Making Good: Mending a Bear


I participated in a Repair Blog Train hosted by Green Issues by Agy.


What is it about?

Mending, Repairing or Making Good of household items or any handmade through various means depending on what you need to mend.

As compared to my grandma’s time, these days not many people would want to repair stuff that is damaged or spoilt due to wear and tear as everything is within reach. It can range from big item like furniture to the smallest personal stuff such as jewelry (I am guilty as well). It may sound daunting or hard to do as not everyone has the mean (tools and space) to repair certain items. So, if something was spoilt, torn and old, what do we do? Throw it? Fix it? Or leave it (in the storeroom)?

However, I am sure that everyone will have something precious which you won’t bear to trash.

A friend has a bear which she kept for about 30 years or more – vintage! It is also very dear to her because it was made for her by her aunt when she was a baby then.

Due to many years of being kept away and slowly the felt gave way and sign of wear and tear appeared. It is very sad to just dump it because of the fond memories she has had.





So, when she approached me to see if her bear can be fixed. I said, “Yes, why not?”

I had some rough ideas what to do but didn’t realized that some parts of the bear were difficult to fix. It isn’t as easy as I thought it would be.


Because the felt was giving way, a gentle tug here and there will give a new tear. I began with the head as it looked less daunting. In fact, the minute I saw the bear, handiplast came to mind so I attempted that. Sounds easy, right? :):) I went on, put a stop, change fabric, redo the stitches and eventually the plaster was done. Haha! Hope it looked like a plaster as I didn’t want the bear to look like he has a big scar stitch on its forehead 😉

Next, the big hole at the neck needed to be fixed. But what do I do? It’s big and quite ugly to just sew it up. Pondered over lunch and decided to make a bow to cover up the hole.


Something is missing. The bear was out of place. The attire doesn’t seemed right. He needed a suit! But it will take me a while to make him a proper suit so a dungarees (aka jumpers) was chosen to go over the white baby singlet.



Using brown embroidery floss (3 strands), 3 ‘X’ were sewn on the front of this dungarees (jumpers) as embellishment.



Likewise, the same brown embroidery floss (3 strands) was used to add as embellishment to the hem of the dungarees. Love the effect! It made the dungarees less boring, isn’t it?:)


These are metal snap buttons. I love to use these in my handmade for bags or small purses and really easy to use. This time, I used them to fasten the dungarees’ straps.

image“How is it? How is it?” asked the anxious me.

I am not done yet. The bear needed a full makeover.

There was a slight tear at the ear so I used a curve needle to fix it using the embroidery method.
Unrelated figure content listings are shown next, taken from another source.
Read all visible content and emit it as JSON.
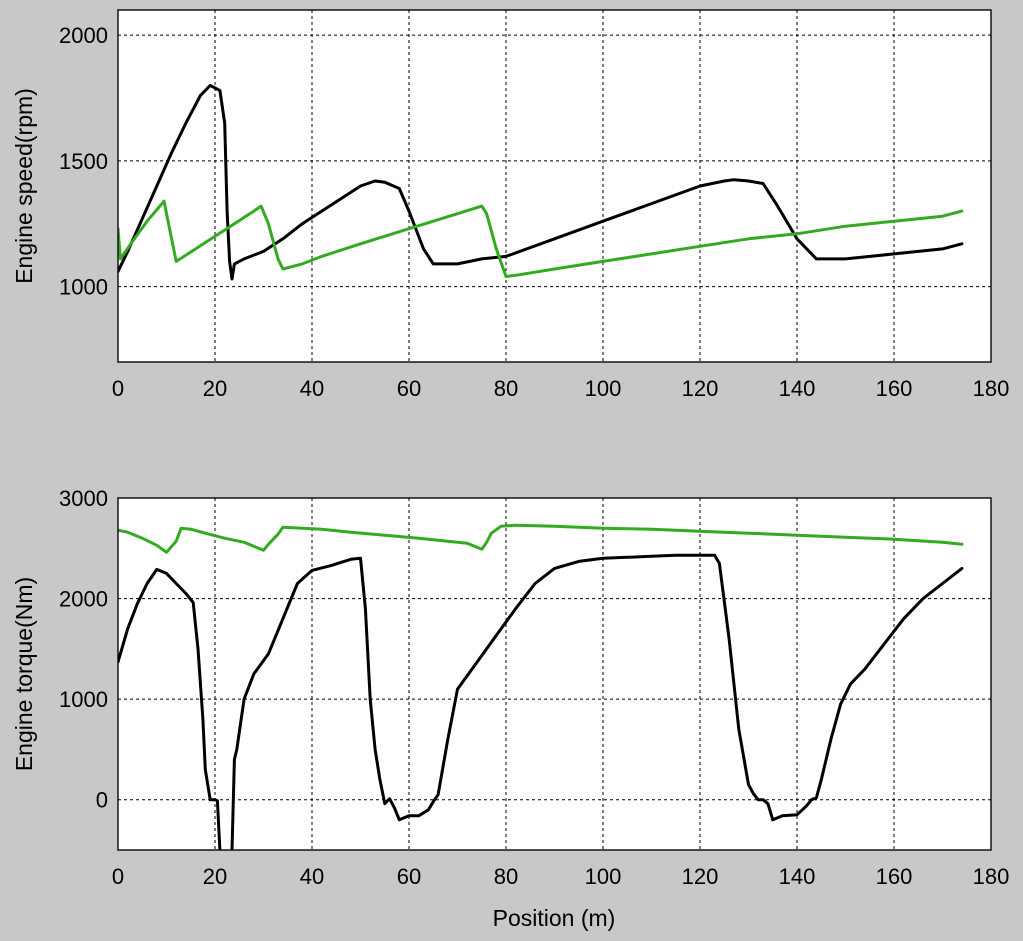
{
  "chart_data": [
    {
      "type": "line",
      "title": "",
      "xlabel": "",
      "ylabel": "Engine speed(rpm)",
      "xlim": [
        0,
        180
      ],
      "ylim": [
        700,
        2100
      ],
      "xticks": [
        0,
        20,
        40,
        60,
        80,
        100,
        120,
        140,
        160,
        180
      ],
      "yticks": [
        1000,
        1500,
        2000
      ],
      "grid": true,
      "series": [
        {
          "color": "#000000",
          "x": [
            0,
            2,
            5,
            8,
            11,
            14,
            17,
            19,
            21,
            22,
            22.5,
            23,
            23.5,
            24,
            26,
            30,
            34,
            38,
            42,
            46,
            50,
            53,
            55,
            58,
            60,
            63,
            65,
            70,
            75,
            80,
            90,
            100,
            110,
            120,
            125,
            127,
            130,
            133,
            136,
            140,
            144,
            150,
            160,
            170,
            174
          ],
          "y": [
            1060,
            1140,
            1270,
            1400,
            1530,
            1650,
            1760,
            1800,
            1780,
            1650,
            1300,
            1100,
            1030,
            1090,
            1110,
            1140,
            1190,
            1250,
            1300,
            1350,
            1400,
            1420,
            1415,
            1390,
            1300,
            1150,
            1090,
            1090,
            1110,
            1120,
            1190,
            1260,
            1330,
            1400,
            1420,
            1425,
            1420,
            1410,
            1320,
            1190,
            1110,
            1110,
            1130,
            1150,
            1170
          ]
        },
        {
          "color": "#33aa22",
          "x": [
            0,
            0.5,
            3,
            6,
            9.5,
            10,
            12,
            16,
            20,
            24,
            28,
            29.5,
            31,
            33,
            34,
            38,
            42,
            50,
            60,
            70,
            75,
            76,
            78,
            80,
            82,
            90,
            100,
            110,
            120,
            130,
            140,
            150,
            160,
            170,
            174
          ],
          "y": [
            1230,
            1110,
            1180,
            1260,
            1340,
            1290,
            1100,
            1150,
            1200,
            1250,
            1300,
            1320,
            1250,
            1110,
            1070,
            1090,
            1120,
            1170,
            1230,
            1290,
            1320,
            1290,
            1150,
            1040,
            1045,
            1070,
            1100,
            1130,
            1160,
            1190,
            1210,
            1240,
            1260,
            1280,
            1300
          ]
        }
      ]
    },
    {
      "type": "line",
      "title": "",
      "xlabel": "Position (m)",
      "ylabel": "Engine torque(Nm)",
      "xlim": [
        0,
        180
      ],
      "ylim": [
        -500,
        3000
      ],
      "xticks": [
        0,
        20,
        40,
        60,
        80,
        100,
        120,
        140,
        160,
        180
      ],
      "yticks": [
        0,
        1000,
        2000,
        3000
      ],
      "grid": true,
      "series": [
        {
          "color": "#000000",
          "x": [
            0,
            2,
            4,
            6,
            8,
            10,
            12,
            14,
            15.5,
            16.5,
            17.5,
            18,
            19,
            20,
            20.5,
            21,
            21.5,
            22.5,
            23.5,
            24,
            24.5,
            26,
            28,
            31,
            34,
            37,
            40,
            44,
            48,
            50,
            51,
            52,
            53,
            54,
            55,
            56,
            57,
            58,
            60,
            62,
            64,
            65,
            66,
            68,
            70,
            73,
            76,
            79,
            82,
            86,
            90,
            95,
            100,
            105,
            110,
            115,
            120,
            123,
            124,
            126,
            128,
            130,
            131,
            132,
            133,
            134,
            135,
            137,
            140,
            142,
            143,
            144,
            145,
            147,
            149,
            151,
            154,
            158,
            162,
            166,
            170,
            174
          ],
          "y": [
            1370,
            1700,
            1950,
            2150,
            2290,
            2250,
            2150,
            2050,
            1960,
            1500,
            800,
            300,
            0,
            0,
            -10,
            -500,
            null,
            null,
            -500,
            400,
            500,
            1000,
            1250,
            1450,
            1800,
            2150,
            2280,
            2330,
            2390,
            2400,
            1900,
            1000,
            500,
            200,
            -40,
            10,
            -80,
            -200,
            -160,
            -160,
            -100,
            -20,
            50,
            600,
            1100,
            1300,
            1500,
            1700,
            1900,
            2150,
            2300,
            2370,
            2400,
            2410,
            2420,
            2430,
            2430,
            2430,
            2350,
            1600,
            700,
            150,
            60,
            0,
            0,
            -40,
            -200,
            -160,
            -150,
            -60,
            0,
            20,
            200,
            600,
            950,
            1150,
            1300,
            1550,
            1800,
            2000,
            2150,
            2300
          ]
        },
        {
          "color": "#33aa22",
          "x": [
            0,
            2,
            5,
            8,
            10,
            12,
            13,
            15,
            18,
            22,
            26,
            30,
            31,
            33,
            34,
            38,
            42,
            48,
            55,
            62,
            68,
            72,
            75,
            76,
            77,
            79,
            82,
            90,
            100,
            110,
            120,
            130,
            140,
            150,
            160,
            170,
            174
          ],
          "y": [
            2680,
            2660,
            2600,
            2530,
            2460,
            2570,
            2700,
            2690,
            2650,
            2600,
            2560,
            2480,
            2540,
            2640,
            2710,
            2700,
            2690,
            2660,
            2630,
            2600,
            2570,
            2550,
            2490,
            2560,
            2650,
            2720,
            2730,
            2720,
            2700,
            2690,
            2670,
            2650,
            2630,
            2610,
            2590,
            2560,
            2540
          ]
        }
      ]
    }
  ]
}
The hands and legs had some tiny tears and seemed impossible to sew up without making the other tears bigger so I cut up 4 rounds shape using quilted cotton and patched it over.



Ta-da!!!! The bear is fixed! I am very happy to see it done. Would I do it again if it needed another fix? YES!!!! Though I faced some problems mostly due to how or what methods to use to fix it, I enjoyed tremendously in all form of stitching and the satisfaction I get is wonderful. I am also glad that the dungarees fit (okay, slightly longer than planned but that’s alright, I hope) 🙂


Oh oh! Eyes of the bear were touched up too 🙂


Thanks Agy for the invitation and I truly enjoyed reading posts from other bloggers of what they had done to making good of their items.

The next blogger to be part of this “Making Good” blog train is Maya of The Little Treasures. Do hop over to read her post tomorrow 🙂


This post is part of a blog train hosted by Agatha from Green Issues by Agy on “Making Good”.

What is repair, and why do we even bother to repair the things we have? Some see repair as a way of reconnecting with our possessions as we extend their lives. Others see it as a form of creative potential and an avenue to express their craft. The rewards for mending varies from feeling immense satisfaction to prolonging the life of the product.

Follow the “Making Good” blog train this month and see what we have repaired and reconnected with. Have you mended anything today?


4 thoughts on “Making Good: Mending a Bear

  1. This repair is absolutely adorable. I love how you have used swatches of fabric to cover up the worn areas, and the use of the bowtie is ingenious. Now I think I will bring out my teddy to mend too!


    1. Thanks Agatha 🙂 it’s timely to receive your invitation to mend and i am glad i did mend and share about it thru this blog train post.